Ne vous attendez pas à une révélation suprême, c’est peut-être le sujet le plus banal qui figure dans « Les choses de la vie ».
Banal et pourtant si révélateur de notre temps.
Aujourd’hui, je cuisinais un couscous à ma façon. Quand l’envie me prend de m’empiffrer un peu plus que d’ordinaire, je couscousse. J’adore ce piquant qui me réveille surtout quand le soleil d’hiver darde ses rayons déjà chauds dans mon Aratasca exposée à Phébus du matin jusqu’au soir. J’avais tous les ingrédients mais je vais surtout vous parler des légumes.
La veille, j’avais acheté des clémentines rutilantes, éclatantes, chantantes. Une peau lumineuse, lustrée, engageante à faire saliver les papilles avec une pointe, toute petite pointe d’acidité édulcorée. J’imaginais, ces petits sacs qui molletonnent les quartiers comme autant de coussinets gorgés de plaisir pimpant, au goût d’agrume léger lorsqu’une pression des dents les fait éclater pour éclabousser langue et palais. Ce fut un plaisir virtuel de courte durée. L’intérieur rêvé n’était que déception. Tout était sec, pâlot, cadavérique. Un squelette de mandarine attaquée par on ne sait quelle calamité. Pas une seulement, mais toutes étaient livides et sans vie intérieure. Emporté par la vivacité des couleurs qui pavanaient au cageot du supermarché, j’avais anticipé ma délectation en remplissant un sachet. Gourmander et activer les papilles par avance, n’est sans doute plus une bonne idée par les temps qui courent. Bref, j’ai régalé la poubelle n’osant pas contaminer mon compost. Ça sentait la naphtaline, ça dégageait un fort goût de médicament. L’habit ne fait pas le moine.
Revenons à nos merguez et boulettes noyées dans le bouillon. Le chou plutôt de belle apparence avait un joli cœur mimosa, frisé sans odeur. La courgette d’un vert d’apparat, ferme et turgescente à souhait faisait de la figuration. Le pauvre navet rond d’albâtre gypseux avec sa collerette violine affadie accompagnait mollement ses voisines de potager. Les carottes fanes avec leur chevelure d’émeraude soutenue fleuraient l’arnaque suprême. Je me suis résolu à réunir tout ce monde dans un faitout accueillant où patientaient collier de mouton, boulettes maison avant l’ajout des merguez poêlées.
Je crois que mon envie de prendre du plaisir a sauvé un couscous qui s’annonçait sans grande saveur. Les épices que j’avais torréfiées au préalable en prévision d’un plat insipide furent salvatrices, hautement salvatrices. Mais ma plus grande surprise fut le goût des carottes. J’ai retrouvé le parfum des ombellifères de nos vieux jardins. Une saveur prononcée, étonnante qui me conduisait à mâcher doucement, longuement afin que ce parfum s’éternise sur tout l’appareil gustatif. Même le céleri totalement plat comme si nous étions soudain atteints d’anosmie*, semblait étonné par l’odeur du légume orangé.

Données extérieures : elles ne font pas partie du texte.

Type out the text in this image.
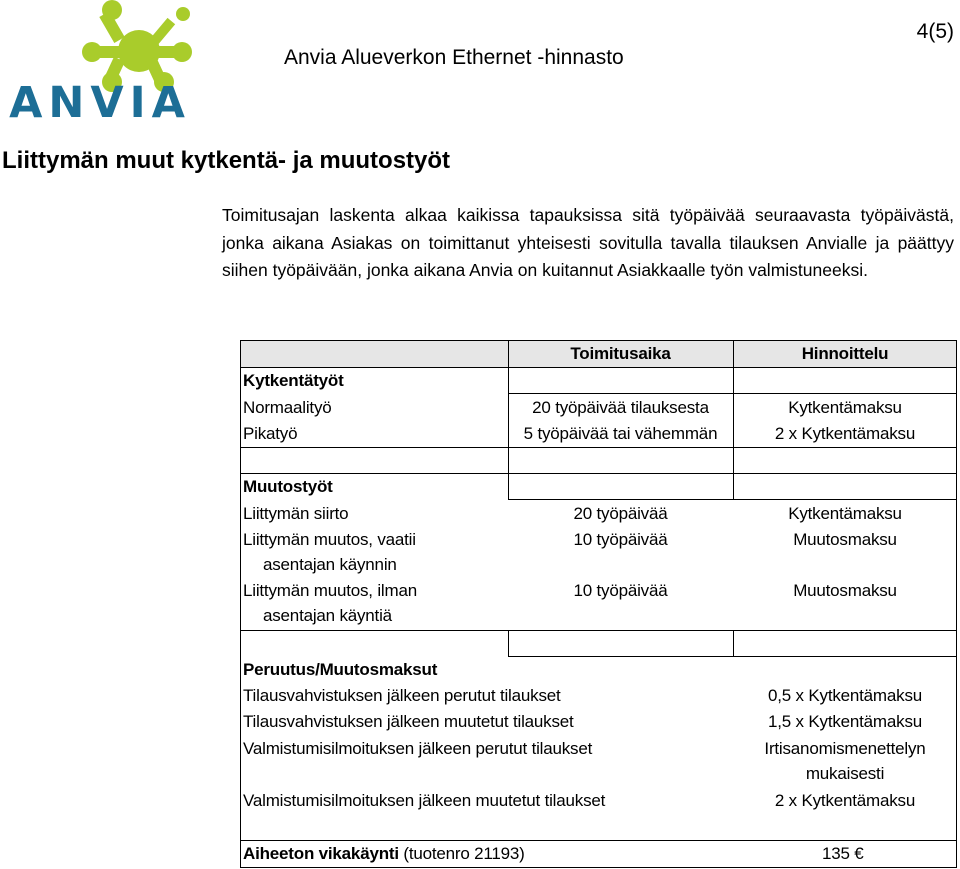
ANVIA
Anvia Alueverkon Ethernet -hinnasto
4(5)
Liittymän muut kytkentä- ja muutostyöt
Toimitusajan laskenta alkaa kaikissa tapauksissa sitä työpäivää seuraavasta työpäivästä, jonka aikana Asiakas on toimittanut yhteisesti sovitulla tavalla tilauksen Anvialle ja päättyy siihen työpäivään, jonka aikana Anvia on kuitannut Asiakkaalle työn valmistuneeksi.
Toimitusaika	Hinnoittelu
Kytkentätyöt
Normaalityö	20 työpäivää tilauksesta	Kytkentämaksu
Pikatyö	5 työpäivää tai vähemmän	2 x Kytkentämaksu
Muutostyöt
Liittymän siirto	20 työpäivää	Kytkentämaksu
Liittymän muutos, vaatii
asentajan käynnin
10 työpäivää	Muutosmaksu
Liittymän muutos, ilman
asentajan käyntiä
10 työpäivää	Muutosmaksu
Peruutus/Muutosmaksut
Tilausvahvistuksen jälkeen perutut tilaukset	0,5 x Kytkentämaksu
Tilausvahvistuksen jälkeen muutetut tilaukset	1,5 x Kytkentämaksu
Valmistumisilmoituksen jälkeen perutut tilaukset	Irtisanomismenettelyn
mukaisesti
Valmistumisilmoituksen jälkeen muutetut tilaukset	2 x Kytkentämaksu
Aiheeton vikakäynti (tuotenro 21193)	135 €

Je fus tellement surpris que j’eus envie d’écrire cette ode à la carotte dont j’avais oublié le parfum depuis belle lurette.
Si je parviens à célébrer ces moments anodins comme des instants de fête, c’est que j’ai usé mon temps et profite du bonus qui m’échoit. Il ne me reste plus qu’à sublimer les petits riens de naguère qui remontent à la surface.